Create peer-recovery retention leases by DaveCTurner · Pull Request #43190 · elastic/elasticsearch

DaveCTurner · 2019-06-13T09:05:38Z

This creates a peer-recovery retention lease for every shard during recovery,
ensuring that the replication group retains history for future peer recoveries.
It also ensures that leases for active shard copies do not expire, and leases
for inactive shard copies expire immediately if the shard is fully-allocated.

Relates #41536

This creates a peer-recovery retention lease for every shard during recovery, ensuring that the replication group retains history for future peer recoveries. It also ensures that leases for active shard copies do not expire, and leases for inactive shard copies expire immediately if the shard is fully-allocated. Relates elastic#41536

elasticmachine · 2019-06-13T09:05:40Z

Pinging @elastic/es-distributed

…peer-recovery-retention-leases

ywelsch

I've done a first pass and left some questions, mainly to get a better understanding of the scope of the change.

ywelsch · 2019-06-17T09:27:09Z

client/rest-high-level/src/test/java/org/elasticsearch/client/CCRIT.java

            final List<?> leases = (List<?>) retentionLeasesStats.get("leases");
-            assertThat(leases, empty());
+            for (final Object lease : leases) {
+                assertThat(((Map<?, ?>) lease).get("source"), equalTo(ReplicationTracker.PEER_RECOVERY_RETENTION_LEASE_SOURCE));


can we instead assert the absence of CCR leases?

Not as robustly as I'd like, no. We could say there's no leases with source "ccr", but that's a lot weaker than saying the only remaining leases are PRRLs, similarly to how we previously asserted that there were no leases at all.

Can we use toMapExcludingPeerRecoveryRetentionLeases here?
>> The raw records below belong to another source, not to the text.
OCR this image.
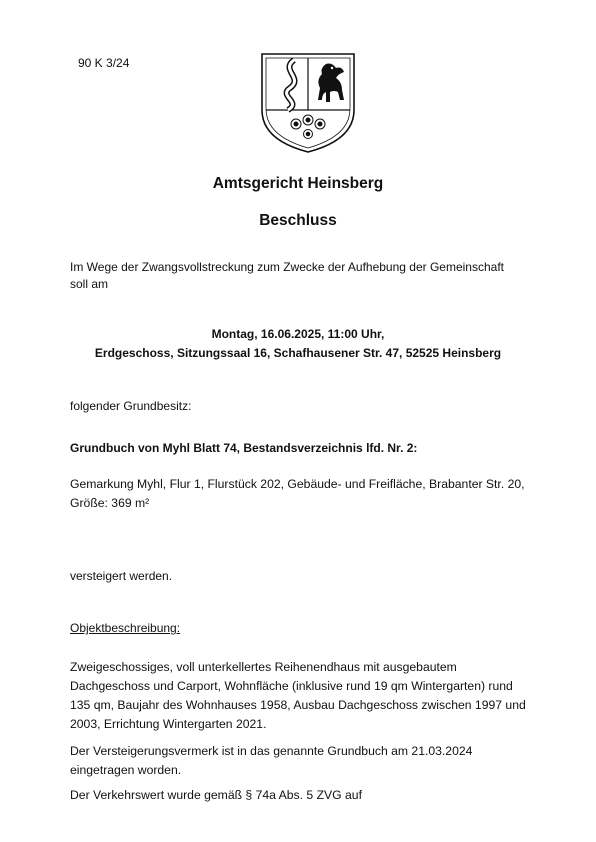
90 K 3/24
Amtsgericht Heinsberg
Beschluss

Im Wege der Zwangsvollstreckung zum Zwecke der Aufhebung der Gemeinschaft

soll am

Montag, 16.06.2025, 11:00 Uhr,
Erdgeschoss, Sitzungssaal 16, Schafhausener Str. 47, 52525 Heinsberg
folgender Grundbesitz:
Grundbuch von Myhl Blatt 74, Bestandsverzeichnis lfd. Nr. 2:

Gemarkung Myhl, Flur 1, Flurstück 202, Gebäude- und Freifläche, Brabanter Str. 20,

Größe: 369 m²

versteigert werden.
Objektbeschreibung:

Zweigeschossiges, voll unterkellertes Reihenendhaus mit ausgebautem

Dachgeschoss und Carport, Wohnfläche (inklusive rund 19 qm Wintergarten) rund

135 qm, Baujahr des Wohnhauses 1958, Ausbau Dachgeschoss zwischen 1997 und

2003, Errichtung Wintergarten 2021.

Der Versteigerungsvermerk ist in das genannte Grundbuch am 21.03.2024

eingetragen worden.

Der Verkehrswert wurde gemäß § 74a Abs. 5 ZVG auf
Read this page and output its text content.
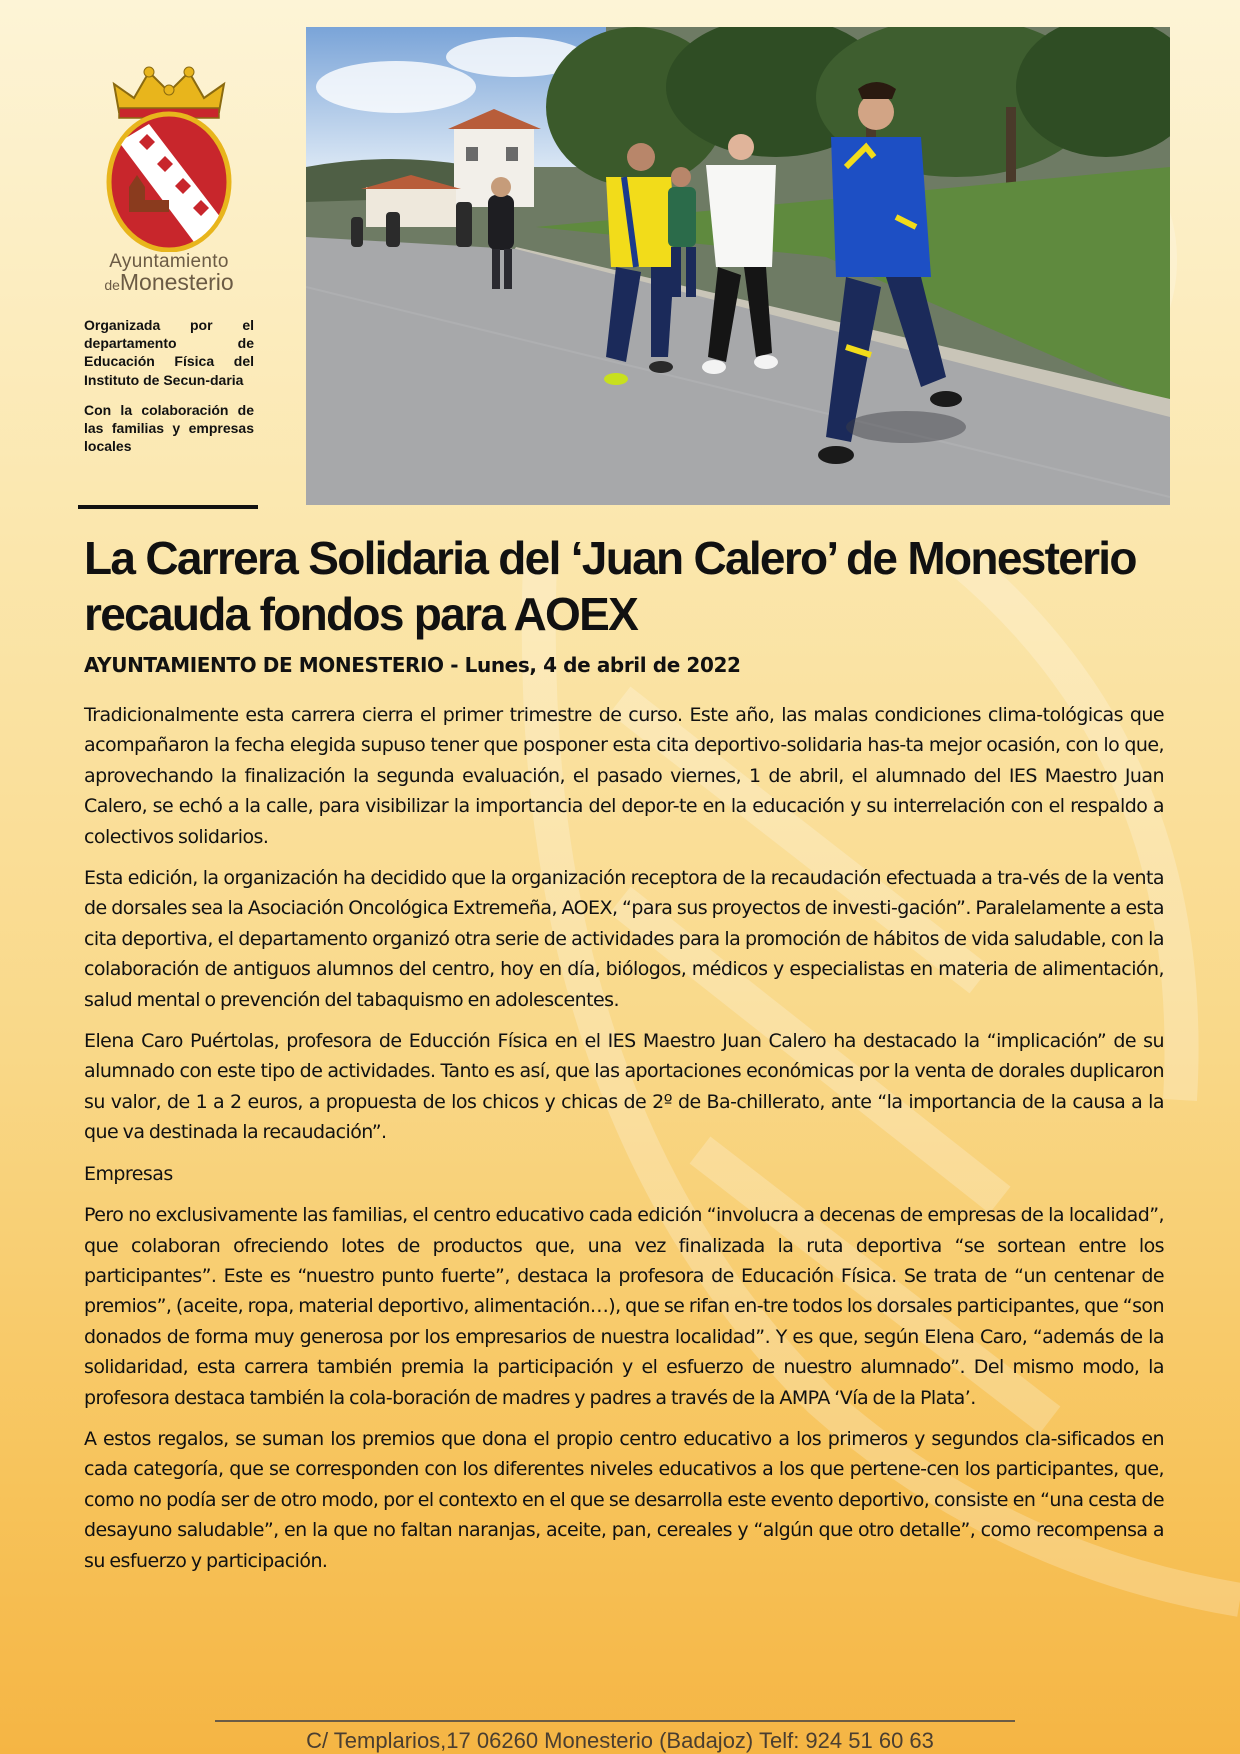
Ayuntamiento
deMonesterio

Organizada por el departamento de Educación Física del Instituto de Secun-daria

Con la colaboración de las familias y empresas locales

La Carrera Solidaria del ‘Juan Calero’ de Monesterio
recauda fondos para AOEX
AYUNTAMIENTO DE MONESTERIO - Lunes, 4 de abril de 2022

Tradicionalmente esta carrera cierra el primer trimestre de curso. Este año, las malas condiciones clima-tológicas que acompañaron la fecha elegida supuso tener que posponer esta cita deportivo-solidaria has-ta mejor ocasión, con lo que, aprovechando la finalización la segunda evaluación, el pasado viernes, 1 de abril, el alumnado del IES Maestro Juan Calero, se echó a la calle, para visibilizar la importancia del depor-te en la educación y su interrelación con el respaldo a colectivos solidarios.

Esta edición, la organización ha decidido que la organización receptora de la recaudación efectuada a tra-vés de la venta de dorsales sea la Asociación Oncológica Extremeña, AOEX, “para sus proyectos de investi-gación”. Paralelamente a esta cita deportiva, el departamento organizó otra serie de actividades para la promoción de hábitos de vida saludable, con la colaboración de antiguos alumnos del centro, hoy en día, biólogos, médicos y especialistas en materia de alimentación, salud mental o prevención del tabaquismo en adolescentes.

Elena Caro Puértolas, profesora de Educción Física en el IES Maestro Juan Calero ha destacado la “implicación” de su alumnado con este tipo de actividades. Tanto es así, que las aportaciones económicas por la venta de dorales duplicaron su valor, de 1 a 2 euros, a propuesta de los chicos y chicas de 2º de Ba-chillerato, ante “la importancia de la causa a la que va destinada la recaudación”.

Empresas

Pero no exclusivamente las familias, el centro educativo cada edición “involucra a decenas de empresas de la localidad”, que colaboran ofreciendo lotes de productos que, una vez finalizada la ruta deportiva “se sortean entre los participantes”. Este es “nuestro punto fuerte”, destaca la profesora de Educación Física. Se trata de “un centenar de premios”, (aceite, ropa, material deportivo, alimentación…), que se rifan en-tre todos los dorsales participantes, que “son donados de forma muy generosa por los empresarios de nuestra localidad”. Y es que, según Elena Caro, “además de la solidaridad, esta carrera también premia la participación y el esfuerzo de nuestro alumnado”. Del mismo modo, la profesora destaca también la cola-boración de madres y padres a través de la AMPA ‘Vía de la Plata’.

A estos regalos, se suman los premios que dona el propio centro educativo a los primeros y segundos cla-sificados en cada categoría, que se corresponden con los diferentes niveles educativos a los que pertene-cen los participantes, que, como no podía ser de otro modo, por el contexto en el que se desarrolla este evento deportivo, consiste en “una cesta de desayuno saludable”, en la que no faltan naranjas, aceite, pan, cereales y “algún que otro detalle”, como recompensa a su esfuerzo y participación.

C/ Templarios,17 06260 Monesterio (Badajoz) Telf: 924 51 60 63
Not very easily. Here we are the other side of the high-level REST API, and this doesn't include indices stats so we don't have access to a RetentionLeases object. It would be quite some work to build one.

ah, I did not realize that it's a rest test.
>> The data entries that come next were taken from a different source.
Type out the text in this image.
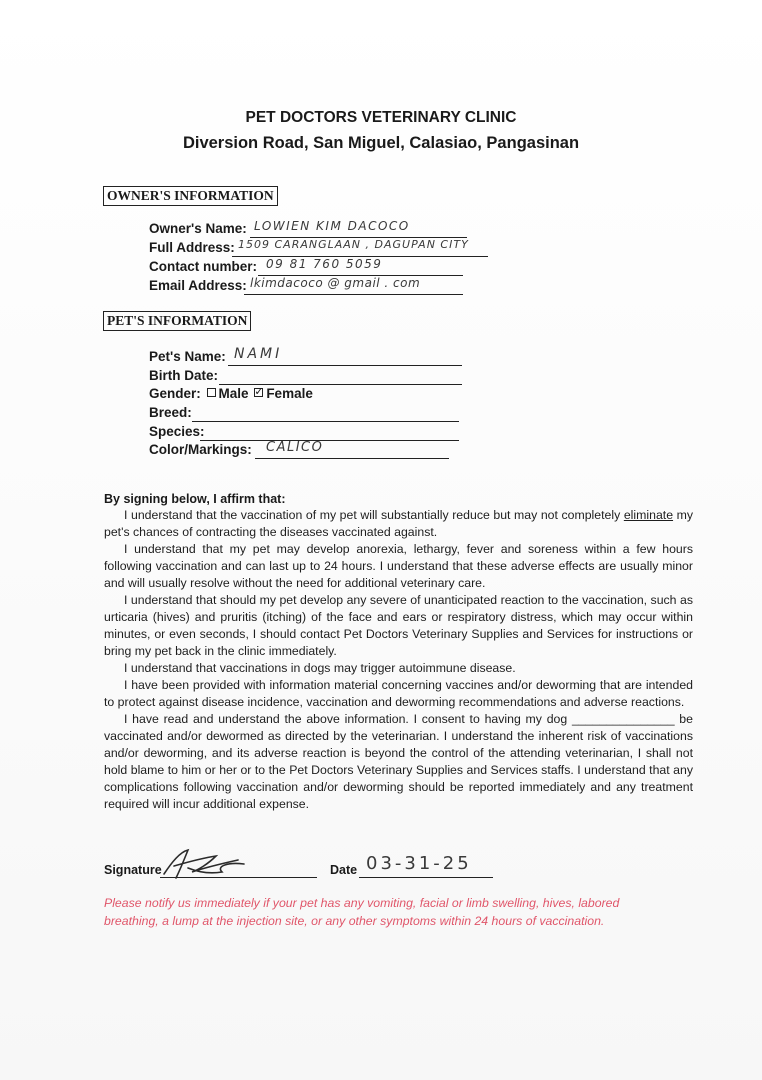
PET DOCTORS VETERINARY CLINIC
Diversion Road, San Miguel, Calasiao, Pangasinan
OWNER'S INFORMATION
Owner's Name: LOWIEN KIM DACOCO
Full Address: 1509 CARANGLAAN , DAGUPAN CITY
Contact number: 09 81 760 5059
Email Address: lkimdacoco @ gmail . com
PET'S INFORMATION
Pet's Name: NAMI
Birth Date:
Gender: Male ✓ Female
Breed:
Species:
Color/Markings: CALICO
By signing below, I affirm that:

I understand that the vaccination of my pet will substantially reduce but may not completely eliminate my pet's chances of contracting the diseases vaccinated against.

I understand that my pet may develop anorexia, lethargy, fever and soreness within a few hours following vaccination and can last up to 24 hours. I understand that these adverse effects are usually minor and will usually resolve without the need for additional veterinary care.

I understand that should my pet develop any severe of unanticipated reaction to the vaccination, such as urticaria (hives) and pruritis (itching) of the face and ears or respiratory distress, which may occur within minutes, or even seconds, I should contact Pet Doctors Veterinary Supplies and Services for instructions or bring my pet back in the clinic immediately.

I understand that vaccinations in dogs may trigger autoimmune disease.

I have been provided with information material concerning vaccines and/or deworming that are intended to protect against disease incidence, vaccination and deworming recommendations and adverse reactions.

I have read and understand the above information. I consent to having my dog _______________ be vaccinated and/or dewormed as directed by the veterinarian. I understand the inherent risk of vaccinations and/or deworming, and its adverse reaction is beyond the control of the attending veterinarian, I shall not hold blame to him or her or to the Pet Doctors Veterinary Supplies and Services staffs. I understand that any complications following vaccination and/or deworming should be reported immediately and any treatment required will incur additional expense.

Signature	Date 03-31-25
Please notify us immediately if your pet has any vomiting, facial or limb swelling, hives, labored breathing, a lump at the injection site, or any other symptoms within 24 hours of vaccination.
server/src/main/java/org/elasticsearch/index/seqno/ReplicationTracker.java

ywelsch · 2019-06-17T09:44:06Z

server/src/main/java/org/elasticsearch/index/seqno/ReplicationTracker.java

        this.pendingInSync = new HashSet<>();
        this.routingTable = null;
        this.replicationGroup = null;
+        assert Version.V_EMPTY.equals(indexSettings.getIndexVersionCreated()) == false;


is this to catch issues where tests have not been properly set up?

Yes, if this is unset then the crucial assertions are skipped, which is Very Bad™.

ywelsch · 2019-06-17T09:49:12Z

server/src/main/java/org/elasticsearch/index/seqno/ReplicationTracker.java

+            if (retentionLeases.get(leaseId) == null) {
+                /*
+                 * We might have got here here via a rolling upgrade from an older version that doesn't create peer recovery retention
+                 * leases for every shard copy, but in this case we do not expect any leases to exist.


this might also be a recovery from store?
What about when we become primary due to a primary relocation? Do we need to do this as well?

This comment is explaining the following if (indexSettings.getIndexVersionCreated().onOrAfter(Version.V_8_0_0)). Covering the cases when the index was created in an earlier version is out of scope here.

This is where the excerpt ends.